What a terrible waste, then, of all the peripheral alliances which are abandoned because of reproductive choices. The only groups that seems to be able maintain their genetic alliances across generations are dynasties of royals and certain groups (such as polygamous Mormons) who practice arranged marriages. But such groups usually fall prey to the trap of inbreeding at some point.
Forgive me, by the way, for the paternalistic viewpoint I used for examining the reproductive choices discussed above. I'm sure subconscious "genetic community" decisions happen among both genders.
Anyway, all these thoughts filled me with a profound sense of human tragedy. Everybody is struggling along, collections of genes that they are, simply trying to preserve as many constituent memes as they can, wasting nearly all of their effort along the way.
Around this time Bathtubgirl had me try to get the webcast working, but no matter what I tried, I was a failure.
When Snow came back from walking Sophie he found Bathtubgirl and me both in the bathtub totally nude. We weren't doing anything treacherous; it was just a continuation of the healing we'd been doing. But it's not easy to behold your girlfriend nude with some other guy, even if that other guy is pretty familiar with being naked with your girlfriend. Our culture doesn't really allow for that sort of thing. So he was kind of uncomfortable about it in his own low key kind of way. His reaction played right into my sublime sense of human tragedy. It's a bummer being human. When you're in love you hurt all the time.
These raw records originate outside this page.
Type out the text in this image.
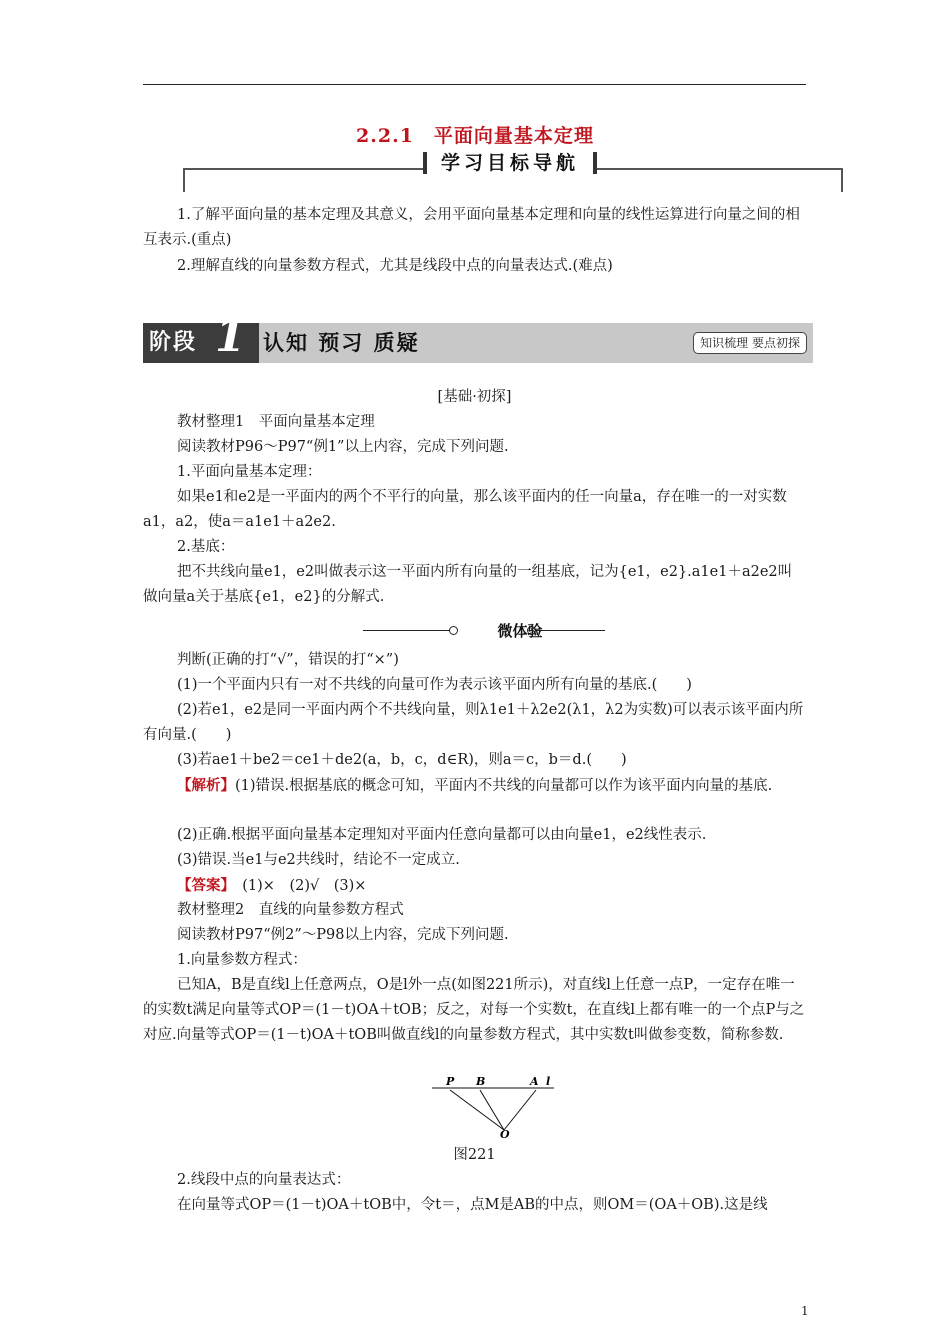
2.2.1　平面向量基本定理
学习目标导航
1.了解平面向量的基本定理及其意义，会用平面向量基本定理和向量的线性运算进行向量之间的相互表示.(重点)
2.理解直线的向量参数方程式，尤其是线段中点的向量表达式.(难点)
阶段 1 认知 预习 质疑	知识梳理 要点初探
[基础·初探]
教材整理1　平面向量基本定理
阅读教材P96～P97“例1”以上内容，完成下列问题.
1.平面向量基本定理：
如果e1和e2是一平面内的两个不平行的向量，那么该平面内的任一向量a，存在唯一的一对实数a1，a2，使a＝a1e1＋a2e2.
2.基底：
把不共线向量e1，e2叫做表示这一平面内所有向量的一组基底，记为{e1，e2}.a1e1＋a2e2叫做向量a关于基底{e1，e2}的分解式.
微体验
判断(正确的打“√”，错误的打“×”)
(1)一个平面内只有一对不共线的向量可作为表示该平面内所有向量的基底.(　　)
(2)若e1，e2是同一平面内两个不共线向量，则λ1e1＋λ2e2(λ1，λ2为实数)可以表示该平面内所有向量.(　　)
(3)若ae1＋be2＝ce1＋de2(a，b，c，d∈R)，则a＝c，b＝d.(　　)
【解析】(1)错误.根据基底的概念可知，平面内不共线的向量都可以作为该平面内向量的基底.
(2)正确.根据平面向量基本定理知对平面内任意向量都可以由向量e1，e2线性表示.
(3)错误.当e1与e2共线时，结论不一定成立.
【答案】　 (1)×　(2)√　(3)×
教材整理2　直线的向量参数方程式
阅读教材P97“例2”～P98以上内容，完成下列问题.
1.向量参数方程式：
已知A，B是直线l上任意两点，O是l外一点(如图221所示)，对直线l上任意一点P，一定存在唯一的实数t满足向量等式OP＝(1－t)OA＋tOB；反之，对每一个实数t，在直线l上都有唯一的一个点P与之对应.向量等式OP＝(1－t)OA＋tOB叫做直线l的向量参数方程式，其中实数t叫做参变数，简称参数.
P B	A l
O
图221
2.线段中点的向量表达式：
在向量等式OP＝(1－t)OA＋tOB中，令t＝，点M是AB的中点，则OM＝(OA＋OB).这是线
1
Eventually Bathtubgirl took me home to my West LA condo, bringing to an end one of the longest stints of civility the two of us have ever experienced. It had been a magical happy weekend, flavored with just enough sadness to make it meaningful.
In the evening the guys known as "the Muslim Mafia" came over to ask me how difficult and expensive it would be to program a bunch of Arab card games in Java. I don't think they had any idea what sort of work was required, and when I told them it would take one developer "months" to make what they wanted it was something of a rude awakening. They'd talked to other developers but no one had ever told them anything so pessimistic before. But for my part, I've been in this business long enough to know the value of managed expectations.